A central advantage of this strategy lies in precision. By designing guide RNAs that target conserved regions of influenza’s genome, sequences that appear across almost all strains and are essential for survival, Cas13 based antivirals could overcome one of the biggest limitations of existing drugs. Conventional antivirals such as oseltamivir are strain specific and prone to resistance as the virus mutates.
CRISPR Cas13 is one of several approaches being explored under the banner of pan influenza antivirals. Monoclonal antibodies that bind conserved viral regions are advancing, while other experimental drugs aim to amplify interferons, the immune system’s early warning signals. The scale of the problem explains the urgency. In the United States alone, influenza A kills between 12,000 and 52,000 people annually depending on the severity of the season.
Yet the promise is matched by caution. Nicholas Heaton, a professor of molecular genetics and microbiology at Duke University, sees both potential and risk. Introducing a bacterial protein into the human body raises the possibility of unintended immune reactions. There is also the question of off target effects, the risk that Cas13 might degrade human RNA alongside viral RNA. Early safety work offers some reassurance. At Harvard University’s Wyss Institute for Biologically Inspired Engineering, researchers have tested the approach using a lung on a chip model made from human lung and blood vessel cells. Influenza replicates deep within the alveoli during severe infection, making this a demanding but relevant system.
According to Donald Ingber, the institute’s founding director, Cas13 expressing cells were able to suppress multiple influenza strains, from H1N1 to H3N2, without detectable off target damage. Viral replication was reduced alongside inflammatory signalling, a finding that hints at both antiviral and anti inflammatory benefits. Even so, major hurdles remain. Delivering lipid nanoparticles deep into the lungs with consistency is technically challenging. There is also an evolutionary question. Any antiviral that directly attacks the virus risks driving further mutation, even when targeting apparently immutable genetic regions. Nature, as Heaton notes, has a habit of finding a way.

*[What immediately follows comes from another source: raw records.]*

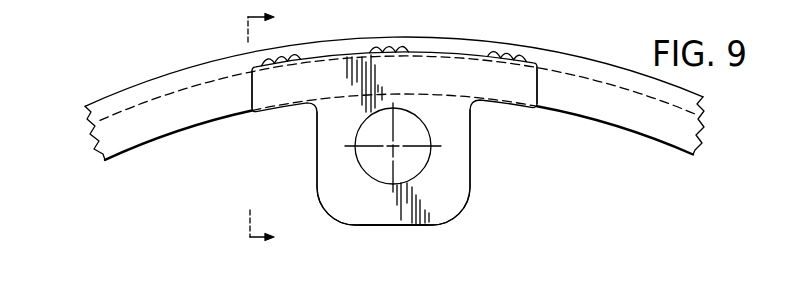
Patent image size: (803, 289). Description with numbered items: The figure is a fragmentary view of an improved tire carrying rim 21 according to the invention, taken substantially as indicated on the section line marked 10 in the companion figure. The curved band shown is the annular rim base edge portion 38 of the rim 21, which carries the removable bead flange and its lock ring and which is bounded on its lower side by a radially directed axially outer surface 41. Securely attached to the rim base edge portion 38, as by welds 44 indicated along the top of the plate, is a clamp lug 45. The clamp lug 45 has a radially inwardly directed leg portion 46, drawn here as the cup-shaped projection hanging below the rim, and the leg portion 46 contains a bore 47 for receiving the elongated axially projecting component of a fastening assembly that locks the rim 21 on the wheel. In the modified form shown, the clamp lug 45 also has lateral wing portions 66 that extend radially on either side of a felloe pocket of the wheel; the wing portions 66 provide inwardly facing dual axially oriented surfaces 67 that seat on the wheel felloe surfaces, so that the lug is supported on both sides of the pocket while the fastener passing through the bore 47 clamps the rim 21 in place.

The tire carrying rim 21 is at (156, 62).
The rim base edge portion 38 is at (578, 72).
The radially directed axially outer surface 41 is at (187, 113).
The welds 44 is at (487, 54).
The clamp lug 45 is at (421, 232).
The radially inwardly directed leg portion 46 is at (458, 188).
The bore 47 is at (423, 168).
The lateral wing portions 66 is at (256, 88).
The inwardly facing dual axially oriented surfaces 67 is at (280, 110).
The section line 10- 10 is at (277, 130).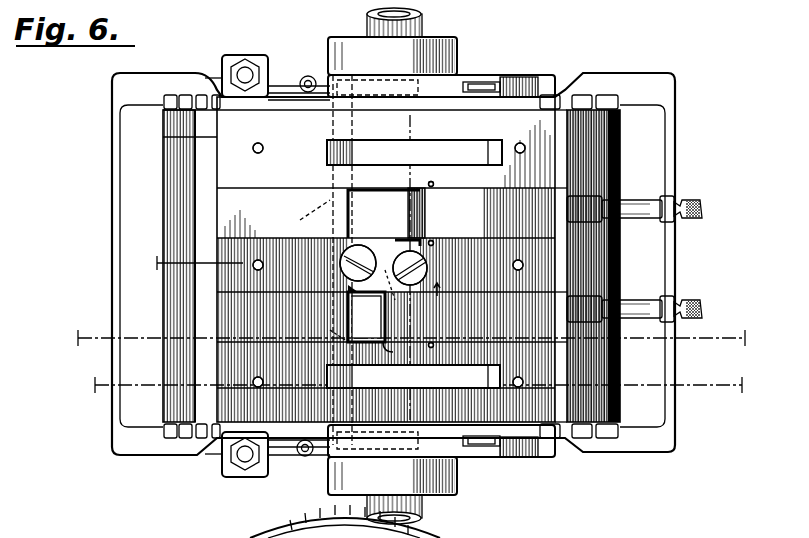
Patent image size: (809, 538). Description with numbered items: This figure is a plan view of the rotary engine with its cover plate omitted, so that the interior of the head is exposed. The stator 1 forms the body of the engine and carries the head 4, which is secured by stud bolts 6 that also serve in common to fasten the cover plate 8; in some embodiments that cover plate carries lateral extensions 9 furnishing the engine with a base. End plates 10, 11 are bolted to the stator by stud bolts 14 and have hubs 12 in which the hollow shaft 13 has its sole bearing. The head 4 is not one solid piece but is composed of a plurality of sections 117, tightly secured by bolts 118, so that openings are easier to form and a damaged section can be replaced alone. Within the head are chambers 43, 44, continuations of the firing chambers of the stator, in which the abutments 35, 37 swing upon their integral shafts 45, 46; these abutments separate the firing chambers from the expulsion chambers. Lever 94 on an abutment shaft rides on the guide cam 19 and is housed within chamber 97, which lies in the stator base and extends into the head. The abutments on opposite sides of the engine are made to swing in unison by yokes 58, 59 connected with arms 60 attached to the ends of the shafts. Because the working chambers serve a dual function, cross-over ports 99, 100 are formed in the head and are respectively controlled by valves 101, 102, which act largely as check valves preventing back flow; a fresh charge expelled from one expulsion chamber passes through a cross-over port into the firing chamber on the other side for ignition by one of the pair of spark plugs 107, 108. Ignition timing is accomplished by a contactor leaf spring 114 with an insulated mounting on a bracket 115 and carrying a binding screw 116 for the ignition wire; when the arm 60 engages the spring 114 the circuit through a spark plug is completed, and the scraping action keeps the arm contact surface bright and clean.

The stator 1 is at (170, 178).
The head 4 is at (217, 338).
The stud bolts 6 is at (256, 143).
The cover plate 8 is at (405, 385).
The lateral extensions 9 is at (125, 80).
The end plate 10 is at (163, 412).
The end plate 11 is at (185, 116).
The hubs 12 is at (455, 45).
The hollow shaft 13 is at (420, 22).
The stud bolts 14 is at (194, 95).
The guide cam 19 is at (419, 285).
The abutment 35 is at (360, 303).
The abutment 37 is at (426, 220).
The chamber 43 is at (400, 352).
The chamber 44 is at (435, 193).
The integral shaft 45 is at (328, 334).
The integral shaft 46 is at (306, 216).
The yoke 58 is at (530, 460).
The yoke 59 is at (530, 80).
The arms 60 is at (455, 84).
The lever 94 is at (358, 150).
The chamber 97 is at (330, 138).
The cross-over port 99 is at (312, 278).
The cross-over port 100 is at (427, 257).
The valve 101 is at (350, 248).
The valve 102 is at (437, 275).
The spark plug 107 is at (640, 308).
The spark plug 108 is at (650, 202).
The leaf spring 114 is at (282, 80).
The bracket 115 is at (240, 55).
The binding screw 116 is at (310, 76).
The sections 117 is at (220, 250).
The bolts 118 is at (232, 97).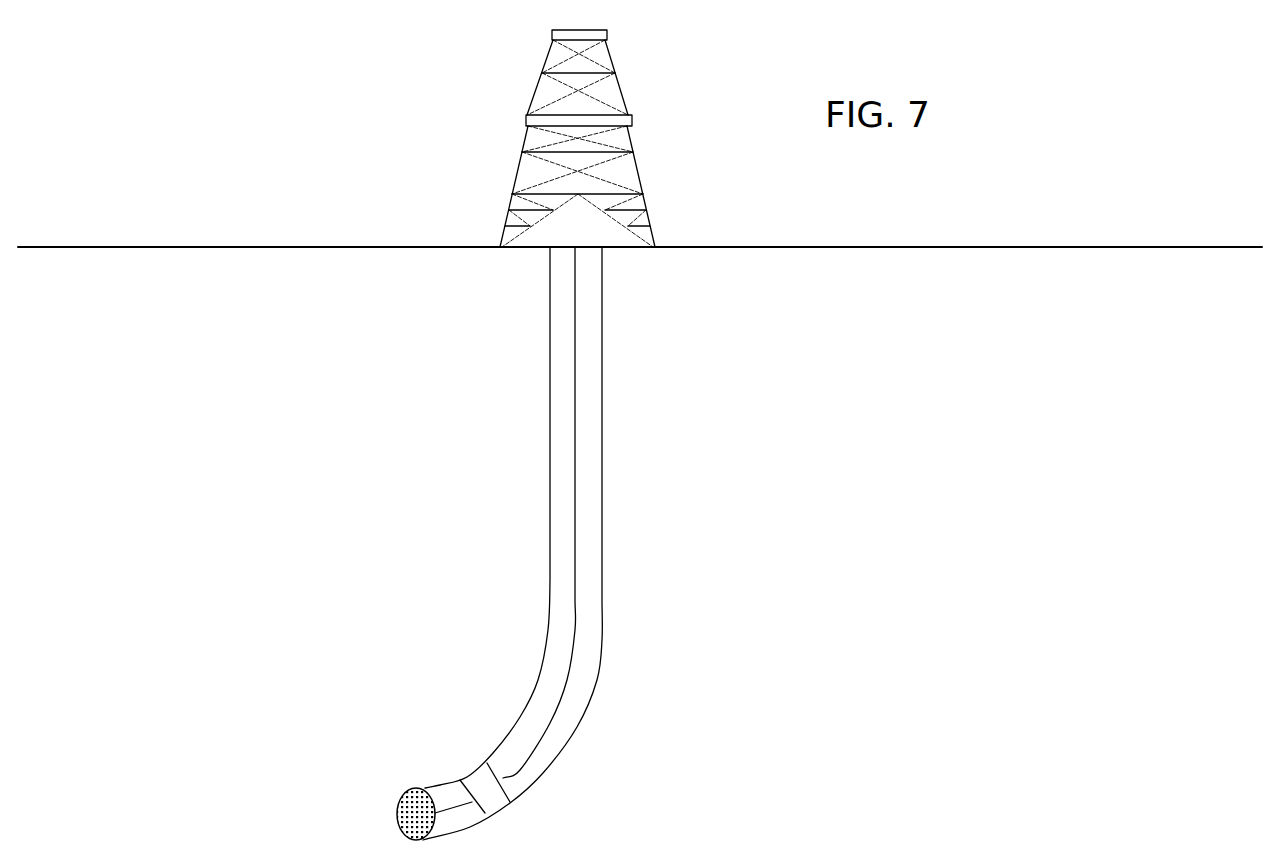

This has prompted parallel lines of investigation. Instead of targeting the virus, some researchers are exploring whether CRISPR could be used defensively to make human cells less hospitable to influenza. Using Cas9, scientists systematically remove individual genes from human cells and observe whether the virus can still replicate. One gene has already emerged as critical. Influenza relies on SLC35A1, which ensures the presence of specific sugars on the surface of human cells. These sugars act as receptors that the virus uses to gain entry. In theory, inhibiting this gene could block infection entirely.
The difficulty, of course, is that if humans could safely live without SLC35A1, evolution would likely have removed it long ago. Heaton’s interest lies in nuance rather than elimination. Temporarily reducing the gene’s activity in a specific tissue, such as the lungs, might blunt viral replication without lasting harm. For now, CRISPR based flu prevention remains at an early experimental stage. But the direction of travel is clear. As influenza continues its long evolutionary arms race with humanity, gene editing is offering a new category of weapons. Not vaccines that train the immune system after the fact, nor antivirals that chase viral mutations, but molecular tools designed to intercept infection at the level of genetic code itself.
If successful, the approach could redefine how societies prepare for both seasonal flu and the next pandemic threat.